In the early hours (Pakistan time) of May 2, 2011, -- and in the late hours of May 1, 2011, U.S. time - a date which will likely become as iconic as 9/11 - President Barack Obama announced that Osama bin Laden was killed near the Pakistani capital of Islamabad, following a targeted operation by U.S. Special Forces. These may have been deployed from Tarbela Ghazi - an area close to bin Laden's villa in Abbottabad - used by U.S. Marines.
The impact of this action will be profound. The shockwaves will play out across the Islamic world, and might have repercussions on us all.
First reports indicate that bin Laden's house was built some five or six years ago under the noses of the Pakistani government - there will be finger pointing that the powerful Pakistani Intelligence services must have known he was there.
India will doubtless point to the fact that Pakistan was harboring the world's most wanted man, and this shows their inherent lack of trustworthiness in the broader counter-extremist efforts.
Al Qaeda will grieve the loss of their supreme commander, but will revere him as a martyr to the cause of jihad and his dream of the creation of an Islamic Caliphate.
The decentralized nature of al Qaeda, and the existence of regional satellites who have been operating independently of al Qaeda central, means that many will be likely to continue to operate as usual.
Finally, Colonel Al-Qadhafi and his family, as well as Anwar al–Awlaki in Yemen, will have noted the U.S. attack with concern in Libya.

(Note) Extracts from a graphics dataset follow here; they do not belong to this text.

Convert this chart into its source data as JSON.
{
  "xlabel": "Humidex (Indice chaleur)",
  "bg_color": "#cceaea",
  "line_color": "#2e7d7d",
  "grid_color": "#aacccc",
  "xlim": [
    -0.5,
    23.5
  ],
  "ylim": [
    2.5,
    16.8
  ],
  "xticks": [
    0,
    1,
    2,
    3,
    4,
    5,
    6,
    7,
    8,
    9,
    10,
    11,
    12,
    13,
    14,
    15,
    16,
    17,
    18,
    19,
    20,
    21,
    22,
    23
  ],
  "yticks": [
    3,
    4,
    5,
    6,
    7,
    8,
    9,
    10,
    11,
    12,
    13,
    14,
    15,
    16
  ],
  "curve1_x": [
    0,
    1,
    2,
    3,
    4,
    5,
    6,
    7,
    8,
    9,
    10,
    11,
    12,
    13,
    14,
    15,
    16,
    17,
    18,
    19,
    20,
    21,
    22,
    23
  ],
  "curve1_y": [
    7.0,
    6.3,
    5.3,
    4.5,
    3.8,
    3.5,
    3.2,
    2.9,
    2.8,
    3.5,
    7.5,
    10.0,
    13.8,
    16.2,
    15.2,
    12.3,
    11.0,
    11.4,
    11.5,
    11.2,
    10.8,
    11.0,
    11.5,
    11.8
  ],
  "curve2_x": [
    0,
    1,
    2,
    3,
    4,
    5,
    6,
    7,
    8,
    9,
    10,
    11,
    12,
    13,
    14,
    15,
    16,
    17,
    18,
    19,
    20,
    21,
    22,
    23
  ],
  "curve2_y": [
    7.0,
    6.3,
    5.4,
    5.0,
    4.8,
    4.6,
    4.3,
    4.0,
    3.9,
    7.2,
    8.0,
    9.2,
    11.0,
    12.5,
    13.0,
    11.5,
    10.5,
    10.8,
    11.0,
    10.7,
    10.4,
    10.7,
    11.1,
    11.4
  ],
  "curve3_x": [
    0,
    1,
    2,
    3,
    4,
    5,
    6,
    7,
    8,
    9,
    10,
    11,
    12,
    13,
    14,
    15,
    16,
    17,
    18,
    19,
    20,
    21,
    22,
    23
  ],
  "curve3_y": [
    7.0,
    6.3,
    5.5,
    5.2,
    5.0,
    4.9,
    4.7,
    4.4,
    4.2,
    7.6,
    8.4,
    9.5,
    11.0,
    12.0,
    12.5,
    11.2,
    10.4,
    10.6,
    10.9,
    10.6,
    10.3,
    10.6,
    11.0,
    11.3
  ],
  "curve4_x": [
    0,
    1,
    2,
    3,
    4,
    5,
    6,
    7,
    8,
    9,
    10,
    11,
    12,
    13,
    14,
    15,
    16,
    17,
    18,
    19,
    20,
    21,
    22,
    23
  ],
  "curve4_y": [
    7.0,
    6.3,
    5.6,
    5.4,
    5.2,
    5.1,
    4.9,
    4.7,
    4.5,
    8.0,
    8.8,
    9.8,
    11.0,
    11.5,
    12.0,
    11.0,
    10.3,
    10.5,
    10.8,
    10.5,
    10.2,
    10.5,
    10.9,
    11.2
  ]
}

They will both be contemplating the evidence before their eyes that those whom the U.S. decides to target will indeed receive the justice that the U.S. determines they should receive – however long it might take.
However, we must strike a note of caution. Although the man is dead, the myth is very much alive and will be a martyr's flag to which Al Qaeda members are likely to continue to rally.